What is certain here is that the old beech tree is the primary focus of the scene, its sturdy mature trunk painted in loving, Pre-Raphaelite detail. But it is by no means, in itself, the sole object of the artist's interest. It is rooted (literally) in common land bordering a residential area, and much used by local people. They traverse the path beside the tree, like the girl Boyce has painted here, or enjoy their leisure-time in the open space around it, like the people on the left-hand side of the painting. A sheep seems to be grazing in the background too. As so often, Boyce shows the natural and human landscape in close communion with, and each enriching, the other. The sense of connection is tangible, and deeply pleasing. The emphasis when talking about Pre-Raphaelitism is generally upon "truth to nature," that is meticulously detailed rendering of the natural object. But (of course!) this involves the human eye, the human presence, and indeed, the human heart.

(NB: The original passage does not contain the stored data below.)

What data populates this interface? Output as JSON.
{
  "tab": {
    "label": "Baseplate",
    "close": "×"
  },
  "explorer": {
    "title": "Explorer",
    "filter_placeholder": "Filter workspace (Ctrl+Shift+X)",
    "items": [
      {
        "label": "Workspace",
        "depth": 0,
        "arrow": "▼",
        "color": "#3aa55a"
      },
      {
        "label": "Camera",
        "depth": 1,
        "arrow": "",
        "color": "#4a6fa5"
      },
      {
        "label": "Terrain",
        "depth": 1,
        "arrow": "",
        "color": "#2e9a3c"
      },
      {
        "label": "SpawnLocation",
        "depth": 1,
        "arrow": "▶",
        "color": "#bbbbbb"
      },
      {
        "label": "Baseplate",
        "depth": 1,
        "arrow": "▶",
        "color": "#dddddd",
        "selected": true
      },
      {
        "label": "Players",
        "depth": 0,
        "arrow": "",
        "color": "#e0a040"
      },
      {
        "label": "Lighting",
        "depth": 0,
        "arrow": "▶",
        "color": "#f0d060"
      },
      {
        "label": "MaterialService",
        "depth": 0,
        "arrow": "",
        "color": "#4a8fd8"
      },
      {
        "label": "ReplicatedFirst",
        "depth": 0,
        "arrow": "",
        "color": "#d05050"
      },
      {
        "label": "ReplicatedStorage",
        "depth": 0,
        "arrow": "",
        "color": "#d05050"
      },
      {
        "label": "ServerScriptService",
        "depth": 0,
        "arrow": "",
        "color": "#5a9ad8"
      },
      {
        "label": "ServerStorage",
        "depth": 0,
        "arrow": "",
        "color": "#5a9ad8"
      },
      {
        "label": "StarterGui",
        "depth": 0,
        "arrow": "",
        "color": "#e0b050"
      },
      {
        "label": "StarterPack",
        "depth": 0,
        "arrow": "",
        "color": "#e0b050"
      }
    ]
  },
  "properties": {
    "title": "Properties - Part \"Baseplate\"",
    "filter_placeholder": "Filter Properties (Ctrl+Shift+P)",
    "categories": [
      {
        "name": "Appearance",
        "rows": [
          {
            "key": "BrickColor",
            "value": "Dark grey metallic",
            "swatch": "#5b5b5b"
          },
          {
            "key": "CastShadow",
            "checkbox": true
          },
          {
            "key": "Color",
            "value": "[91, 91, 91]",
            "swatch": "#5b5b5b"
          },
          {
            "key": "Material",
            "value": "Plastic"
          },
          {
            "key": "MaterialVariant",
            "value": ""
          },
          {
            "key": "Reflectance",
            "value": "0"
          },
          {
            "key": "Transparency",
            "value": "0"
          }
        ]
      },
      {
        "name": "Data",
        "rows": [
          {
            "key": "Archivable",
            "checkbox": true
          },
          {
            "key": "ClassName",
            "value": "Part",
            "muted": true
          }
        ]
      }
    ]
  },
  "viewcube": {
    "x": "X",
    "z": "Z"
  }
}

It is worth noting Richard Humphreys's commentary on this work:
Like Constable, Ruskin was critical of the city’s culture and looked to the natural world for moral standards by which men and women might gauge their physical and spiritual condition and conduct. In writing about a landscape painting by George Boyce in Academy Notes in 1858 he judged it to be: "Full of truth and sweet feeling. How pleasant it is, after looking long at Frith’s picture [Derby Day], to see how happy a little girl may be who hasn’t gone to the Derby!" [46]

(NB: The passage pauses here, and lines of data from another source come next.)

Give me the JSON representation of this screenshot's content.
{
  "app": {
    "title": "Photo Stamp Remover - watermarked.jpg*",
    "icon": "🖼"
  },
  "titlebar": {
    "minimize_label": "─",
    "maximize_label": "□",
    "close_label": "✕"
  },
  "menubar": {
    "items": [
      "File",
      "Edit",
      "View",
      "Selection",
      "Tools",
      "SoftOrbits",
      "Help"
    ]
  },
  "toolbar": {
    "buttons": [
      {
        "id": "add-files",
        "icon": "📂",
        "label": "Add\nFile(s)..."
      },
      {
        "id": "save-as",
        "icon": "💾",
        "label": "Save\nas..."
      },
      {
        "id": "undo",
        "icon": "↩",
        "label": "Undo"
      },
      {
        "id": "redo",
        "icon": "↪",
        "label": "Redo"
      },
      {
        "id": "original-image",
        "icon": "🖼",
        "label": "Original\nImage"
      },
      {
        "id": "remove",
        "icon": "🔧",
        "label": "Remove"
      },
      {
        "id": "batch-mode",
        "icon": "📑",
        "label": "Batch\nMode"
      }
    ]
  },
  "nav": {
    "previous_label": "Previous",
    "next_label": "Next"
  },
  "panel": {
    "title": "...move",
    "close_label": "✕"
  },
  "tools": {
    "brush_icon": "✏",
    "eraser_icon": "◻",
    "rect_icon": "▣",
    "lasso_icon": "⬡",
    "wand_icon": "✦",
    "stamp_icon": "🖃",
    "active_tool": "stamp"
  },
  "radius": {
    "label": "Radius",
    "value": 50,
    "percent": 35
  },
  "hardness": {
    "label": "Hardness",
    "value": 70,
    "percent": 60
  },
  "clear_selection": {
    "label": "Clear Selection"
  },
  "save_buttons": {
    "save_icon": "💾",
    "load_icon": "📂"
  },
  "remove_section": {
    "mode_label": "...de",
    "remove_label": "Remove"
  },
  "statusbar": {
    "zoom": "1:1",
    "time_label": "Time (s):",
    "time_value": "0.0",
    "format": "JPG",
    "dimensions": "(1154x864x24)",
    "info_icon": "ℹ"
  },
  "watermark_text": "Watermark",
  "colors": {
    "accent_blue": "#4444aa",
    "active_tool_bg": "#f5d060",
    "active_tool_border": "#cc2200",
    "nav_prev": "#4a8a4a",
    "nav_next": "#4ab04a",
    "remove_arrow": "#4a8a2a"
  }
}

Here, Ruskin was making the same complaint against Derby Day that the anonymous reviewer for the Art-Journal made ("it will give much delight but no 'teaching' — at least, none of that teaching which is the highest aim and holiest duty of Art," 165).
To Humphreys it seems "possible" that the painting Ruskin was comparing Derby Day unfavourably with was this one by Boyce (46). In fact, the painting that Boyce showed at the Royal Academy that year was entitled At a Farmhouse in Surrey, and Ruskin's comment is seen by the editors of the Cambridge edition of his Academy Notes to apply to that one instead (162). Still, Humphrey's main point can be accepted: "The Tate oil painting by him," says Humphreys, "is a classic example of the intense naturalism advocated in the 1850s by his mentor Ruskin, for whom the figure of the girl in the sunlit landscape was the very image of innocence, truth and natural beauty" (46).

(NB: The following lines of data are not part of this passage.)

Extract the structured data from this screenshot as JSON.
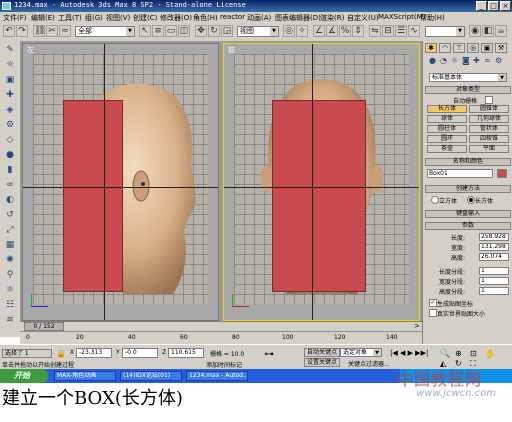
{
  "window": {
    "title": "1234.max - Autodesk 3ds Max 8 SP2 - Stand-alone License",
    "btn_min": "_",
    "btn_max": "□",
    "btn_close": "×"
  },
  "menu": [
    "文件(F)",
    "编辑(E)",
    "工具(T)",
    "组(G)",
    "视图(V)",
    "创建(C)",
    "修改器(O)",
    "角色(H)",
    "reactor",
    "动画(A)",
    "图表编辑器(D)",
    "渲染(R)",
    "自定义(U)",
    "MAXScript(M)",
    "帮助(H)"
  ],
  "toolbar": {
    "selection_filter": "全部",
    "coord_system": "视图"
  },
  "viewports": [
    {
      "label": "左",
      "box": "box01"
    },
    {
      "label": "前",
      "box": "box01"
    }
  ],
  "timeline": {
    "frame": "0 / 152"
  },
  "ruler_ticks": [
    "0",
    "20",
    "40",
    "60",
    "80",
    "100",
    "120",
    "140"
  ],
  "status": {
    "selected": "选择了 1",
    "hint": "单击并拖动以开始创建过程",
    "x_label": "X",
    "x": "-23.313",
    "y_label": "Y",
    "y": "-0.0",
    "z_label": "Z",
    "z": "110.615",
    "grid": "栅格 = 10.0",
    "add_tag": "添加时间标记",
    "auto_key": "自动关键点",
    "set_key": "设置关键点",
    "selected_objects": "选定对象",
    "key_filter": "关键点过滤器..."
  },
  "panel": {
    "category": "标准基本体",
    "object_type_header": "对象类型",
    "autogrid": "自动栅格",
    "objects": [
      "长方体",
      "圆锥体",
      "球体",
      "几何球体",
      "圆柱体",
      "管状体",
      "圆环",
      "四棱锥",
      "茶壶",
      "平面"
    ],
    "name_color_header": "名称和颜色",
    "object_name": "Box01",
    "creation_method_header": "创建方法",
    "method_cube": "立方体",
    "method_box": "长方体",
    "keyboard_input": "键盘输入",
    "params_header": "参数",
    "params": [
      {
        "label": "长度:",
        "value": "258.928"
      },
      {
        "label": "宽度:",
        "value": "131.298"
      },
      {
        "label": "高度:",
        "value": "26.074"
      },
      {
        "label": "长度分段:",
        "value": "1"
      },
      {
        "label": "宽度分段:",
        "value": "1"
      },
      {
        "label": "高度分段:",
        "value": "1"
      }
    ],
    "gen_uv": "生成贴图坐标",
    "real_world": "真实世界贴图大小"
  },
  "taskbar": {
    "start": "开始",
    "tasks": [
      "MAX-角色动画",
      "(14)IDX论坛(01)",
      "1234.max - Autod..."
    ]
  },
  "caption": "建立一个BOX(长方体)",
  "watermark": {
    "line1": "中国教程网",
    "line2": "www.jcwcn.com"
  },
  "colors": {
    "box": "#c94a4f",
    "titlebar": "#0a246a",
    "panel": "#d4d0c8",
    "selected_button": "#f5c96b"
  }
}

Interestingly, Humphreys notes that this was the only oil painting Boyce actually signed, which in itself points to its special significance for the artist.
Bibliography
A Girl by a Beech Tree in a Landscape. Tate. Web. 18 August 2024.
Humphreys, Richard. The British Landscape: Through the Eyes of the Great Artists. London: Hamlyn, in association with the Tate Gallery, 1989.
“The Royal Academy.” The Art-Journal Vol. 4, No. XLII (1 June 1858): 161-72. [Comments on Frith's painting are online here]
Ruskin, John. The Complete Works of John Ruskin: Academy Notes. Library Ed. Vol. XIV. Edited by Edward Tyas Cook and Alexander Wedderburn. 1904. Cambridge: Cambridge University Press, 2010.